Dans une autre vie, Georges St-Pierre avait l'habitude de courir le monde. Le champion de l'UFC s'entraînait un peu partout sur la planète pour affûter son art et parfaire ses techniques de combat. Mais la routine éreintante avait toujours raison de ses forces et GSP arrivait à la fin de ses séances d'entraînement «brûlé» et démotivé.

À la faveur d'une blessure au genou droit qui l'a tenu éloigné de l'octogone pendant un an et demi, St-Pierre a décidé de changer les choses. Pour préparer son combat-retour du 17 novembre au Centre Bell, St-Pierre a tranché: les spécialistes des arts martiaux allaient désormais venir à lui. Pas l'inverse.
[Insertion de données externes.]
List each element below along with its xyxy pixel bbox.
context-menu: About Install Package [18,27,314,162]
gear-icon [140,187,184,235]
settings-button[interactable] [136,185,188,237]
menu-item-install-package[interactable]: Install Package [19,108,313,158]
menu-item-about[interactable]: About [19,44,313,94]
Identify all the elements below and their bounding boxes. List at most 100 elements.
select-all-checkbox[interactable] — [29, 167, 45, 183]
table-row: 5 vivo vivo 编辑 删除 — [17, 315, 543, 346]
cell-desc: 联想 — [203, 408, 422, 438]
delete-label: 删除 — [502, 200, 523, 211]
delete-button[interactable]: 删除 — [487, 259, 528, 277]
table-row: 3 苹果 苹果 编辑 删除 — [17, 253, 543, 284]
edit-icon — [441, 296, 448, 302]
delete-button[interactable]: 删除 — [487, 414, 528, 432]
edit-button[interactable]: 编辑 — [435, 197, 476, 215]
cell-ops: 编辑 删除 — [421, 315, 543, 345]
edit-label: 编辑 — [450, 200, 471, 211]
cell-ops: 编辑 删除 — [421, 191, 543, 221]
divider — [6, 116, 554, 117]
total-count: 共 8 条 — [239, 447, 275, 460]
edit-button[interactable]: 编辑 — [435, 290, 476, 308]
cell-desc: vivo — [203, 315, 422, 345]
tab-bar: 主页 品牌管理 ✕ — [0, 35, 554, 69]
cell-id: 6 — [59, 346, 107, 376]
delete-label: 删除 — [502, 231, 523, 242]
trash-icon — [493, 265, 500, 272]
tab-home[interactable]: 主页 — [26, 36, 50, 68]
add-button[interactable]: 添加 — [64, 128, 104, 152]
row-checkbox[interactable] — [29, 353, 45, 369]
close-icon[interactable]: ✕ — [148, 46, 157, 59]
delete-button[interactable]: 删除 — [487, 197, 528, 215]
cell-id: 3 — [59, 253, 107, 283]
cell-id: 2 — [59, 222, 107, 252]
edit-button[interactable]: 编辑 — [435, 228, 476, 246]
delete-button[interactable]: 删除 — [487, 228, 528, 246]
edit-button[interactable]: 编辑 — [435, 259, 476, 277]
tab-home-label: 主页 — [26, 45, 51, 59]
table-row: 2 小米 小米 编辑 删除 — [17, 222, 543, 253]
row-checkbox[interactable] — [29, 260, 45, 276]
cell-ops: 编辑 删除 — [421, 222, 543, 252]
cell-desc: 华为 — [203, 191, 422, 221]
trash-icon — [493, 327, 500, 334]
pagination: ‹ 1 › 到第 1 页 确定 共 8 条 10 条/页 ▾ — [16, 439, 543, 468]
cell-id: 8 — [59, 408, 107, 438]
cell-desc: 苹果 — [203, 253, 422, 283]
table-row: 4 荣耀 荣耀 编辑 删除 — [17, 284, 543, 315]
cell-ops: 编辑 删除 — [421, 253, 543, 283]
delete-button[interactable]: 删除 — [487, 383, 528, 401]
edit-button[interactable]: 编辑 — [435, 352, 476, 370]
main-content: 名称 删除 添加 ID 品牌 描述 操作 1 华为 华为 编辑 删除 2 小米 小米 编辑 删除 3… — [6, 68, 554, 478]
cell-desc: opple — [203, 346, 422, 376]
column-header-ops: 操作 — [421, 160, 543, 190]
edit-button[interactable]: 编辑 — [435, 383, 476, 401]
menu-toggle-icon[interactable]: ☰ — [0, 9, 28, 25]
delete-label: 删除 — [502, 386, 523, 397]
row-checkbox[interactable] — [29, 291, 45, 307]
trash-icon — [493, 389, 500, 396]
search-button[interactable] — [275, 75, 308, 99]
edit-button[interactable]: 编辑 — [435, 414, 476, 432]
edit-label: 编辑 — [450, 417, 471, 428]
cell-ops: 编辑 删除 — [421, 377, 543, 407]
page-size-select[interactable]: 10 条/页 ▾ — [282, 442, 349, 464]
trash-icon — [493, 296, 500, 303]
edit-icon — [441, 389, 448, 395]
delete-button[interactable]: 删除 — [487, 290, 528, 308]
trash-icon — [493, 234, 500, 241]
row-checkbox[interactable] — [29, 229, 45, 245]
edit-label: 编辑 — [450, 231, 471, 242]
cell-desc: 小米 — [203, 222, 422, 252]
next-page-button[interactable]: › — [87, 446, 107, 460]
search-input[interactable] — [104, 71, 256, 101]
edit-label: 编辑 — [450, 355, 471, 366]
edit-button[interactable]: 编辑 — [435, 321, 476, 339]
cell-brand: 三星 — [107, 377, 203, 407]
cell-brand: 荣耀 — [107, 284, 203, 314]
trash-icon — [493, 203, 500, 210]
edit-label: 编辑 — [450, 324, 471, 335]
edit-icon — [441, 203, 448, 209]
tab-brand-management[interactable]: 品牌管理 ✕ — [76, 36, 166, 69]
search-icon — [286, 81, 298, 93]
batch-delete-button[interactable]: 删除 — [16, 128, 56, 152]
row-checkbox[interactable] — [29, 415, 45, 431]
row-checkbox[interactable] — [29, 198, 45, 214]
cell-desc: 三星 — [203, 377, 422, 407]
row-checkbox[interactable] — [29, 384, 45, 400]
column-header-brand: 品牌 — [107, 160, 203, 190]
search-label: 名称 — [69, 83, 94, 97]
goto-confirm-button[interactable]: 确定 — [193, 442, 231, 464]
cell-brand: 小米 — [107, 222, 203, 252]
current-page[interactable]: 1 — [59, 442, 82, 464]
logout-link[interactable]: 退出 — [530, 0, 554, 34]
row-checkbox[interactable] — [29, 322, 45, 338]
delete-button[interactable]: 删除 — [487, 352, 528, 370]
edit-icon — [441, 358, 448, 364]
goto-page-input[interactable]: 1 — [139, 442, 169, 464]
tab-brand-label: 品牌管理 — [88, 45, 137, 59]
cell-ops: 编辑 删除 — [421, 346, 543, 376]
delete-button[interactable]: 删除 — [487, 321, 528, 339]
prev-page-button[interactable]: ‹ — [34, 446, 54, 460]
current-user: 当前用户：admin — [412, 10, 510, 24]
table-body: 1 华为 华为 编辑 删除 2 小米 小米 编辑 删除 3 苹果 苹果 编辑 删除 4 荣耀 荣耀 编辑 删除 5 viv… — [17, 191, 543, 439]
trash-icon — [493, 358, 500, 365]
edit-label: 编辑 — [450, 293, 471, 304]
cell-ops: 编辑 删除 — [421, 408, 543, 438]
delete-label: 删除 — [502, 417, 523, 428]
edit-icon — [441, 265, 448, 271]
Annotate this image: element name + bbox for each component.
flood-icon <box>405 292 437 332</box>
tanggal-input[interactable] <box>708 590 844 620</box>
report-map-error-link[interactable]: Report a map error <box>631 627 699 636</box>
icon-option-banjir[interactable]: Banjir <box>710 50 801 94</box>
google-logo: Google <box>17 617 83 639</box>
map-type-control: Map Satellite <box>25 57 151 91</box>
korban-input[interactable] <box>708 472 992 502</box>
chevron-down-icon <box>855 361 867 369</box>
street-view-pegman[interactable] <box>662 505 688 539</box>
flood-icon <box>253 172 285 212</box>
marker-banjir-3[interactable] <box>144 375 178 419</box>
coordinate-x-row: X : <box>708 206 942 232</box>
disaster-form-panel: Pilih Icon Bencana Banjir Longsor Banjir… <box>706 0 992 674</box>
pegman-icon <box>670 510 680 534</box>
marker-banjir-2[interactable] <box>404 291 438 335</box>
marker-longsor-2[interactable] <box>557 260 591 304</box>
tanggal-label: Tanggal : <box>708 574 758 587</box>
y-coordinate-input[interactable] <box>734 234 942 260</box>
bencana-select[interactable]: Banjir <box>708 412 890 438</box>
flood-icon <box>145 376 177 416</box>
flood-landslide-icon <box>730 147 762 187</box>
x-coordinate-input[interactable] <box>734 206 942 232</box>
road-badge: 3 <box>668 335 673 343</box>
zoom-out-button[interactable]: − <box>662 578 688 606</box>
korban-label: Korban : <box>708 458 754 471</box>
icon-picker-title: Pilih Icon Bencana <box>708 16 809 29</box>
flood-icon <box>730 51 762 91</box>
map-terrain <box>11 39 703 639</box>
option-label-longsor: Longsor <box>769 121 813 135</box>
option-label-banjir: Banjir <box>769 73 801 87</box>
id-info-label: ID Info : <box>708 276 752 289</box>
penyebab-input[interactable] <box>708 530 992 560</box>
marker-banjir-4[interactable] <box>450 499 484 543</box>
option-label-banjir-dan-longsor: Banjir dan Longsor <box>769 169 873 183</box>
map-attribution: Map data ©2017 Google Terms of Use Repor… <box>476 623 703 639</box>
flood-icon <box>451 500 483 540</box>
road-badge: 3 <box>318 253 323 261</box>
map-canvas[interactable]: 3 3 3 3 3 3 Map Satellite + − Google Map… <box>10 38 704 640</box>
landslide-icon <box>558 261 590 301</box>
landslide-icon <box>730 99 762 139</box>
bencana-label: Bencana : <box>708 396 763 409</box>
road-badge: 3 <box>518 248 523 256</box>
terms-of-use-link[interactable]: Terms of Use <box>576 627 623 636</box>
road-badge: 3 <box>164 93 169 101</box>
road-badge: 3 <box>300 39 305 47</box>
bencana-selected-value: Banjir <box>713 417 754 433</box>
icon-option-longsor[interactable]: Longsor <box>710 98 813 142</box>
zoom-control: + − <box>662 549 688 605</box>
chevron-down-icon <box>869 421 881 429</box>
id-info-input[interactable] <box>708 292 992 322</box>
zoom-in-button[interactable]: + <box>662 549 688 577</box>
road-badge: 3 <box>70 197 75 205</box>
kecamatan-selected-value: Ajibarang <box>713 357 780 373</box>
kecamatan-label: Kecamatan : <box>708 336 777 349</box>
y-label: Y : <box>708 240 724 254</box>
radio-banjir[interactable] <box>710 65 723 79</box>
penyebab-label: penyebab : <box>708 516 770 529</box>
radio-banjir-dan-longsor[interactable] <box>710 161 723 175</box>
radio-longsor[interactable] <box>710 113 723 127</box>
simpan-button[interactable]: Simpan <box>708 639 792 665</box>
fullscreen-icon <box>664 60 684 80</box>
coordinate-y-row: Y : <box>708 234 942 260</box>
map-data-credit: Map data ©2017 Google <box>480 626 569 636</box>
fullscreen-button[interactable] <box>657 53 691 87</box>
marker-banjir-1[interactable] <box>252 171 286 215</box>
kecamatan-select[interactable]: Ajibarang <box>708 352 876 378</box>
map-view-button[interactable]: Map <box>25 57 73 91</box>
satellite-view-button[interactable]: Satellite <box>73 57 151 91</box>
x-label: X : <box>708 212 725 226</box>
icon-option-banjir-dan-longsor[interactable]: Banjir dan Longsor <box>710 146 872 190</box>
Lors d'une séance d'entraînement public jeudi au gymnase Tristar, la nouvelle philosophie était à l'oeuvre: deux Thaïlandais champions de muay thaï faisaient suer à grosses gouttes le Québécois. L'été dernier, St-Pierre a aussi accueilli un spécialiste français du muay thaï, puis un multiple champion du monde de ju-jitsu est venu du Brésil.

«Avant ma blessure, j'étais surentraîné. Il faut comprendre que j'ai commencé la compétition en arts martiaux à l'âge de 9 ans. Ça fait 23 ans, et je n'ai pas arrêté. Je commençais à être brûlé un peu, a expliqué Georges St-Pierre, qui a rencontré les médias, jeudi, à deux semaines de son retour. Ça m'a permis de changer beaucoup de choses dans ma vie personnelle et mon entraînement.»

«Maintenant, au lieu de voyager pour m'entraîner, j'essaye d'amener mes partenaires d'entraînement à Montréal. Ça m'évite de voyager et de perdre beaucoup d'énergie», juge-t-il.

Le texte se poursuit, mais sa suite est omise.